Demikian disampaikan Ketua DPC LAKI Kabupaten Aceh Tamiang, Syahri El Nasir, S.Kom, kepada Lintas Atjeh.com, Minggu (12/07/2020).

"Berdasarkan penelusuran kami selama ini, ketika dugaan masalah di Kampung Alur Baung mencuat ke publik, sang datok terindikasi tidak mampu menyelesaikan dengan cara yang baik dan benar. Malah, ditengarai cara datok menyikapi masalah kerap memunculkan permasalahan yang baru," terang Nasir.

Lanjutnya lagi, saat ini DPC LAKI Kabupaten Aceh Tamiang akan berupaya memunculkan berbagai dugaan masalah yang terjadi di Kampung Alur Baung, dan dia menghimbau kepada masyarakat setempat serta pihak-pihak terkait agar dapat membaca secara cermat tentang cara sang datok dalam 'menyikapi' setiap masalah yang muncul.
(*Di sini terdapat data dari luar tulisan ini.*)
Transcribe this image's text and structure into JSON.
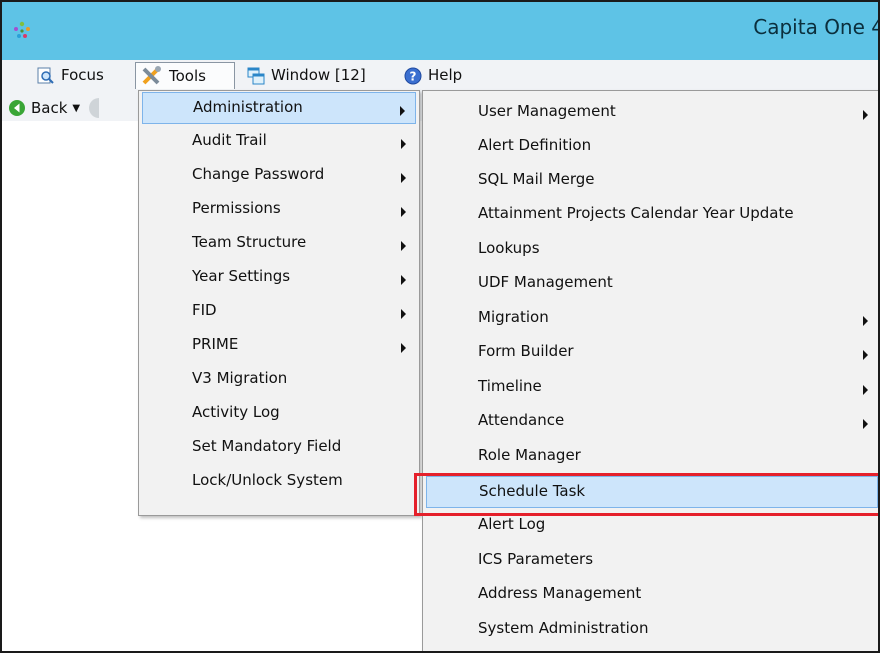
{
  "window": {
    "title": "Capita One 4"
  },
  "menubar": {
    "items": [
      {
        "label": "Focus",
        "icon": "magnifier-icon"
      },
      {
        "label": "Tools",
        "icon": "tools-icon"
      },
      {
        "label": "Window [12]",
        "icon": "windows-icon"
      },
      {
        "label": "Help",
        "icon": "help-icon"
      }
    ]
  },
  "navbar": {
    "back_label": "Back"
  },
  "tools_menu": {
    "items": [
      {
        "label": "Administration",
        "submenu": true
      },
      {
        "label": "Audit Trail",
        "submenu": true
      },
      {
        "label": "Change Password",
        "submenu": true
      },
      {
        "label": "Permissions",
        "submenu": true
      },
      {
        "label": "Team Structure",
        "submenu": true
      },
      {
        "label": "Year Settings",
        "submenu": true
      },
      {
        "label": "FID",
        "submenu": true
      },
      {
        "label": "PRIME",
        "submenu": true
      },
      {
        "label": "V3 Migration",
        "submenu": false
      },
      {
        "label": "Activity Log",
        "submenu": false
      },
      {
        "label": "Set Mandatory Field",
        "submenu": false
      },
      {
        "label": "Lock/Unlock System",
        "submenu": false
      }
    ]
  },
  "admin_menu": {
    "items": [
      {
        "label": "User Management",
        "submenu": true
      },
      {
        "label": "Alert Definition",
        "submenu": false
      },
      {
        "label": "SQL Mail Merge",
        "submenu": false
      },
      {
        "label": "Attainment Projects Calendar Year Update",
        "submenu": false
      },
      {
        "label": "Lookups",
        "submenu": false
      },
      {
        "label": "UDF Management",
        "submenu": false
      },
      {
        "label": "Migration",
        "submenu": true
      },
      {
        "label": "Form Builder",
        "submenu": true
      },
      {
        "label": "Timeline",
        "submenu": true
      },
      {
        "label": "Attendance",
        "submenu": true
      },
      {
        "label": "Role Manager",
        "submenu": false
      },
      {
        "label": "Schedule Task",
        "submenu": false
      },
      {
        "label": "Alert Log",
        "submenu": false
      },
      {
        "label": "ICS Parameters",
        "submenu": false
      },
      {
        "label": "Address Management",
        "submenu": false
      },
      {
        "label": "System Administration",
        "submenu": false
      }
    ]
  },
  "colors": {
    "titlebar": "#5ec3e6",
    "hover_highlight": "#cde5fb",
    "callout_box": "#e5202b"
  }
}
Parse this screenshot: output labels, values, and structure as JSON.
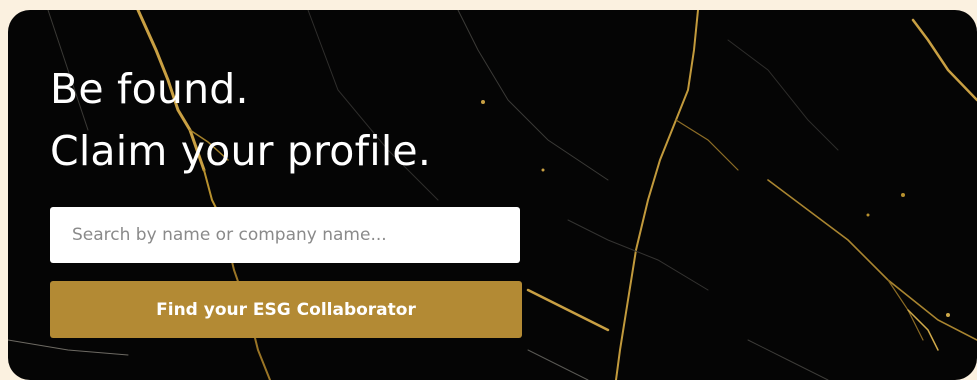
{
  "hero": {
    "heading_line_1": "Be found.",
    "heading_line_2": "Claim your profile.",
    "search_placeholder": "Search by name or company name...",
    "search_value": "",
    "button_label": "Find your ESG Collaborator"
  },
  "colors": {
    "page_background": "#fbf1e0",
    "card_background": "#050505",
    "vein_gold": "#c9a043",
    "button_background": "#b38a34",
    "button_text": "#ffffff",
    "heading_text": "#ffffff",
    "input_background": "#ffffff",
    "placeholder_text": "#8a8a8a"
  }
}
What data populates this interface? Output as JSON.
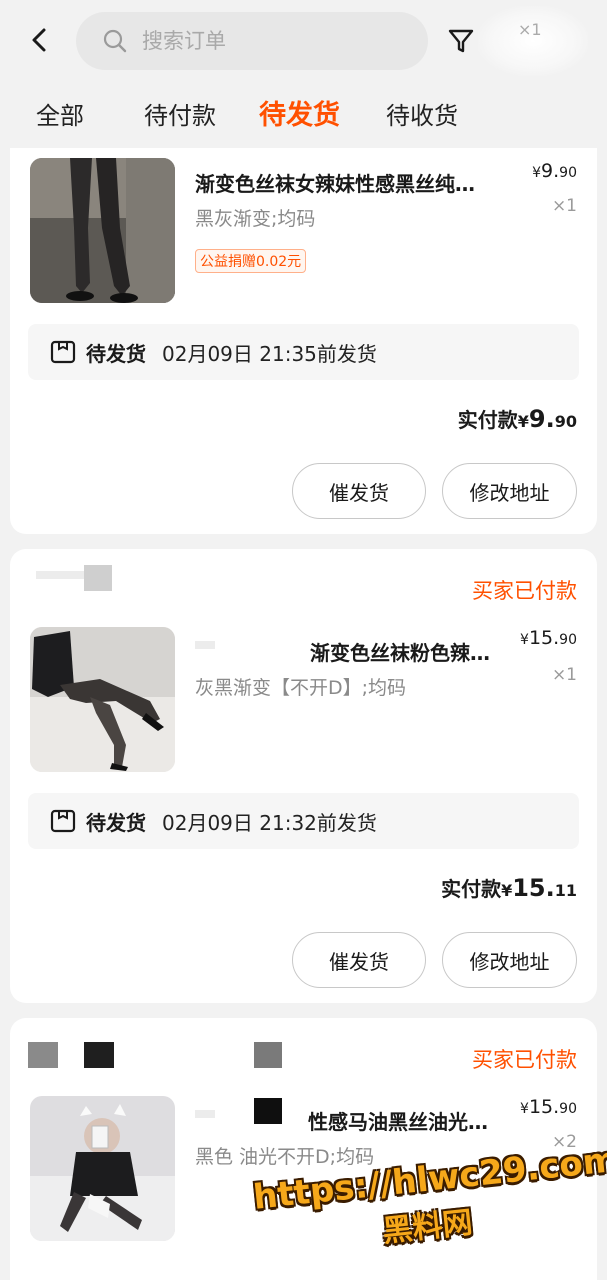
{
  "header": {
    "search_placeholder": "搜索订单",
    "filter_count": "×1"
  },
  "tabs": [
    {
      "label": "全部"
    },
    {
      "label": "待付款"
    },
    {
      "label": "待发货",
      "active": true
    },
    {
      "label": "待收货"
    }
  ],
  "orders": [
    {
      "title": "渐变色丝袜女辣妹性感黑丝纯…",
      "sku": "黑灰渐变;均码",
      "price_int": "9.",
      "price_cents": "90",
      "qty": "×1",
      "donation": "公益捐赠0.02元",
      "ship_status": "待发货",
      "ship_time": "02月09日 21:35前发货",
      "paid_label": "实付款",
      "paid_int": "9.",
      "paid_cents": "90",
      "buttons": [
        "催发货",
        "修改地址"
      ]
    },
    {
      "store_status": "买家已付款",
      "title": "渐变色丝袜粉色辣…",
      "sku": "灰黑渐变【不开D】;均码",
      "price_int": "15.",
      "price_cents": "90",
      "qty": "×1",
      "ship_status": "待发货",
      "ship_time": "02月09日 21:32前发货",
      "paid_label": "实付款",
      "paid_int": "15.",
      "paid_cents": "11",
      "buttons": [
        "催发货",
        "修改地址"
      ]
    },
    {
      "store_status": "买家已付款",
      "title": "性感马油黑丝油光…",
      "sku": "黑色 油光不开D;均码",
      "price_int": "15.",
      "price_cents": "90",
      "qty": "×2"
    }
  ],
  "currency": "¥",
  "watermark": {
    "url": "https://hlwc29.com",
    "site": "黑料网"
  },
  "colors": {
    "accent": "#ff5000",
    "background": "#f2f2f2",
    "card": "#ffffff"
  }
}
Kata Nasir, salah satu dugaan  masalah yang lumayan seru untuk dicuatkan adalah tentang dugaan kejahatan penyalahgunaan wewenang (abuse of power) terkait pemecatan secara asal-asalan terhadap Sekretaris MDSK masa kerja 2012 -2018, yang bernama Supardi. Sampai saat ini dugaan abuse of power yang dilakukan sang datok terkesan sengaja di endapkan dan tidak pernah ada upaya diselesaikan secara benar. Ditengarai banyak oknum yang terlibat.

Nasir turut menjelaskan, berdasarkan informasi yang didapatkqn dari berbagai sumber, beberapa tahun lalu, saat Supardi menjabat Sekretaris MDSK Alur Baung, masa kerja 2012 -2018, ditengarai Supardi telah didzalimi dan dibodohi oleh sang datok, sehingga uang tunjangan dirinya sebagai Sekretaris MDSK masa kerja 2012 - 2018, raib selama masa kerja 18 bulan.

"Supardi mengaku dipecat oleh Datok Kampung Alur Baung tanpa berlandaskan regulasi dan tidak mendapatkan penjelasan tentang kesalahan yang dia perbuat sehingga dia dipecat. Anehnya adalah, sampai habis masa kerja MDSK periode saat itu, nama Supardi masih ada di SK," beber Nasir.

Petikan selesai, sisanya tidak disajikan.